Thursday, January 11, 2018 1:00 am
A dismal portrait of a pair of Americas
Darryl Lorenzo Wellington
Darryl Lorenzo Wellington is an essayist and poet living in Santa Fe, New Mexico. This column was written for the Progressive Media Project.
I want to tell you a story about a nation that has done an above-average job of eliminating extreme poverty. It's a nation you would presume had accomplished those goals, judging by its behavior.
The nation just passed a huge tax break for its most wealthy citizens. Big corporations and millionaires will receive the most relief. The ruling political party plans to pay for these tax breaks, which will add trillions of dollars to the national deficit, by cutting services utilized by its poorest citizens.
I have another story. It's about a nation that was recently subjected to a poverty investigation by the United Nations. An investigator toured the nation's troubled areas, engaging in fact-finding and poverty analysis. The U.N. report found:
• The nation suffers from a huge wealth gap between the rich and the poor, while the poor lived shorter and sicker lives than the citizens of any other major Western democracy.
• A shockingly high number of its 40 million poor citizens were children and youth. The country suffered the highest child poverty and infant mortality rates in the developed world.
• It scored lower than any comparable nation in income mobility. People who are born poor are more likely to live and die poor than in “any of the rich countries.”
Both of these nations are the United States of America.

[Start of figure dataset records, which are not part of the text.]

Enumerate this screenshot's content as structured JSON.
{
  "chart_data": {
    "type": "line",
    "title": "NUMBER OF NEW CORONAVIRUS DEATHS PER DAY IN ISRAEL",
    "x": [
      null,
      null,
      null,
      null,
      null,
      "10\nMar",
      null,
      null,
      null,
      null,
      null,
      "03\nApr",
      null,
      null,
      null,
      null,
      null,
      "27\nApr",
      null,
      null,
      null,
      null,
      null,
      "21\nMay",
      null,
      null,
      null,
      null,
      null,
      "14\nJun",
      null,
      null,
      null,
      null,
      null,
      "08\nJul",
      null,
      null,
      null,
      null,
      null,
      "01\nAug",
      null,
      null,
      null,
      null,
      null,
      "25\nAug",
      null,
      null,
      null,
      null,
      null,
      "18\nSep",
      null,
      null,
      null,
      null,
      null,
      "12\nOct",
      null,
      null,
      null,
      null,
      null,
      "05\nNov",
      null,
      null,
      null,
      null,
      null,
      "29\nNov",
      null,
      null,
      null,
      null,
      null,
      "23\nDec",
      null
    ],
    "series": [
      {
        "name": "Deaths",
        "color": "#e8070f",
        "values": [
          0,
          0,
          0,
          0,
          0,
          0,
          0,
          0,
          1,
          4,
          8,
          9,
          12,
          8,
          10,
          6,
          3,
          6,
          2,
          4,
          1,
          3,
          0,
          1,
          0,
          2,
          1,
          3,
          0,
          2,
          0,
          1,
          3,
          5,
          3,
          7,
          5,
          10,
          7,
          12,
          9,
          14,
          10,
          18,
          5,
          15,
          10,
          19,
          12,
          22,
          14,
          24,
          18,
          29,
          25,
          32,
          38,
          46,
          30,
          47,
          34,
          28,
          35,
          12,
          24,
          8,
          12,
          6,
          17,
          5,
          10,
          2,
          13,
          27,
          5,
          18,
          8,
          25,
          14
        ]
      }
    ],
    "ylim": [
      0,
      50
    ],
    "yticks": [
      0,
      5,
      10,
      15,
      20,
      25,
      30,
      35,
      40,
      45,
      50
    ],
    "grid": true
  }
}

The service cuts eyed by Congress will come to programs called “entitlements.” They include Social Security, Medicare and Medicaid. The poverty investigation was recently conducted by an official U.N. monitor, Philip Alston. He spent two weeks visiting several cities. He found that the United States often provided less care for its most vulnerable residents than he has witnessed in the so-called Third World.
Alston visited homeless camps in Los Angeles, where authorities promised to help prevent new outbreaks of hepatitis C by providing toilets for the homeless. Alston observed that there are presently a mere nine toilets available for nearly 2,000 of the homeless.
That's a ratio well below what is mandated by the U.N. for its Syrian refugee camps.
In rural Alabama, where impoverished African-Americans live, Alston observed sewage problems so great that some areas were experiencing outbreaks of hookworm disease. Hookworm – still found in Africa and Asia – was assumed to have been eradicated in the United States decades ago. He also saw “houses in rural areas that were surrounded by cesspools of sewage that flowed out of broken or non-existent septic systems.” State health officials had no idea of the scope of the problem nor any plan to deal with it.
In stories and statistics, Alston's report presents a shocking portrait of mass unemployment, child poverty and homelessness in America – at this time when Republicans are determined to cut social services for those who need them most.
“The proposed tax reform,” he writes, “stakes out America's bid to become the most unequal society in the world, and will greatly increase the already high levels of inequality between the richest 1 percent and the poorest 50 percent of America.”
This conclusion will not surprise many struggling Americans, who continue to see earnings shrink, housing costs boom and the number of the homeless people in their cities rise. The reality of pervasive economic anxiety in America seems to be a big secret only in Washington.